Pour chacun(e) de nos interlocuteur(trices), la question initiale portait sur la présentation de leur communauté.

Une tradition réformée « libérale et démocratique»

« À Verviers, il y a deux paroisses protestantes membres de l’Église protestante unie de Belgique, celle de Hodimont, où je suis pasteure, et celle de la rue Laoureux. Historiquement, elles sont issues de courants un peu différents. Les origines de l’’Église de Hodimont remontent à la Réforme. Le premier procès-verbal du Consistoire de l’Église Réformée de Hodimont et Petit-Rechain est daté du 5 mars 1634 !», explique Françoise Nimal. «Elle est liée à la tradition dite "libérale" : le libéralisme protestant (à ne pas confondre avec un courant politique) est un courant qui se caractérise par une approche assez libre et critique de l’Ecriture, et une certaine méfiance à l’égard des affirmations doctrinales et du dogmatisme»«Nous sommes "dans la tradition de la Réforme", multitudinistes (on accueille tout le monde, et ouverts», conclut la pasteure de Verviers-Hodimont
«Nous nous inscrivons dans la tradition réformée de Jean Calvin, qui a proposé une organisation beaucoup plus démocratique des paroisses que Martin Luther, dont le modèle était calqué sur celui de l'Église catholique» confirme Heike Sonnen. «Nous avons toujours ce modèle d'organisation: tout se fait de manière collégiale. Le pasteur ou la pasteure se tient au milieu des anciens au sein du consistoire. Et nous avons un troisième groupe, celui des diacres, qui pratiquent l'amour du prochain». À Spa, dont la pasteure de Verviers-Laoureux a aussi la charge, «il y a un petit groupe de fidèles de tradition plus évangélique, qui souhaitent un moments de prière libre pendant le culte»

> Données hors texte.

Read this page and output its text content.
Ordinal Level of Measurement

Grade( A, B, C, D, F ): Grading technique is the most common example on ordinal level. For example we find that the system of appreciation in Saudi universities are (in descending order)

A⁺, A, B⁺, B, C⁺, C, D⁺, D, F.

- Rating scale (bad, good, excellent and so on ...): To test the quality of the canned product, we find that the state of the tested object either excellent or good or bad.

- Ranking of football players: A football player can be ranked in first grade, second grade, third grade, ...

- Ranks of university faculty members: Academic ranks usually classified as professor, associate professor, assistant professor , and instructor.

Spa, où le protestantisme s'est implanté à l'époque du développement du thermalisme, pour les curistes relevant de ce culte, signale au passage Heike Sonnen. 

«Ne pas mettre tous les évangéliques dans le même sac»

Samuel Evans: «ne pas mettre tout le monde dans le même sac»

Du côté de Verviers-Harmonie, le pasteur, Samuel Evans, estime «qu'il serait dommage que des personnes qui en auraient besoin ne fassent pas le pas de franchir la porte d'une église évangélique à cause de ce qu'elles auraient entendu dans les médias sur les évangéliques en général et sur les évangéliques aux États-Unis en particulier».
De manière peut-être un peu provocatrice, nous lui avions demandé si sa paroisse ne souffrait pas de l'image des évangéliques américains, de leur réputation de conservatisme, et de leur soutien assez large à l'ex-président Donald Trump. «Pour l'instant nous n'avons pas fait face à ce problème», balaie Samuel Evans, «mais il est clair que ça pourrait être un obstacle pour quelqu'un qui se poserait des questions sur la foi. Toutefois, tous les chrétiens évangéliques américains ne sont pas à mettre dans le même sac et il ne faut pas écouter que des gens qui ont les mêmes idées que nous».

«Pour les Grecs, mais pas rien que pour eux»

Emmnaouil Karasavidis, de son côté, tient à préciser que la paroisse de la Dormition de la Mère de Dieu «accueille sans doute de nombreux fidèles grecs, mais elle est ouverte à tout le monde. Et nous accueillons d'ailleurs des fidèles qui ne sont pas grecs. Le culte s'y célèbre d'ailleurs en grec et en français, et tout le monde peut y participer»
La guerre en Ukraine, précédée par le revirement de l'Église ukrainienne qui n'a plus reconnu la primauté du patriarcat de Moscou au bénéfice du patriarcat de Constantinople, divise le monde orthodoxe, «mais pas à Verviers, où il n'y a pas pas de fidèles orthodoxes qui relèvent du patriarcat de Moscou» ajoute Emmanouil Karasavidis. «Je sais qu'une église, à Seraing, relève du patriarcat de Moscou, mais les fidèles du Laveu, à Liège, qui relèvent du patriarcat de Constantinople, continuent à fréquenter leur église». 
On sait aussi le pape François et Bartholomée, le patriarche de Constantinople très proches, «et c'est bien qu'ils se rencontrent et participent à des cérémonies communes. Cela peut-il conduire plus loin? Cela dépendra de la volonté de Dieu...»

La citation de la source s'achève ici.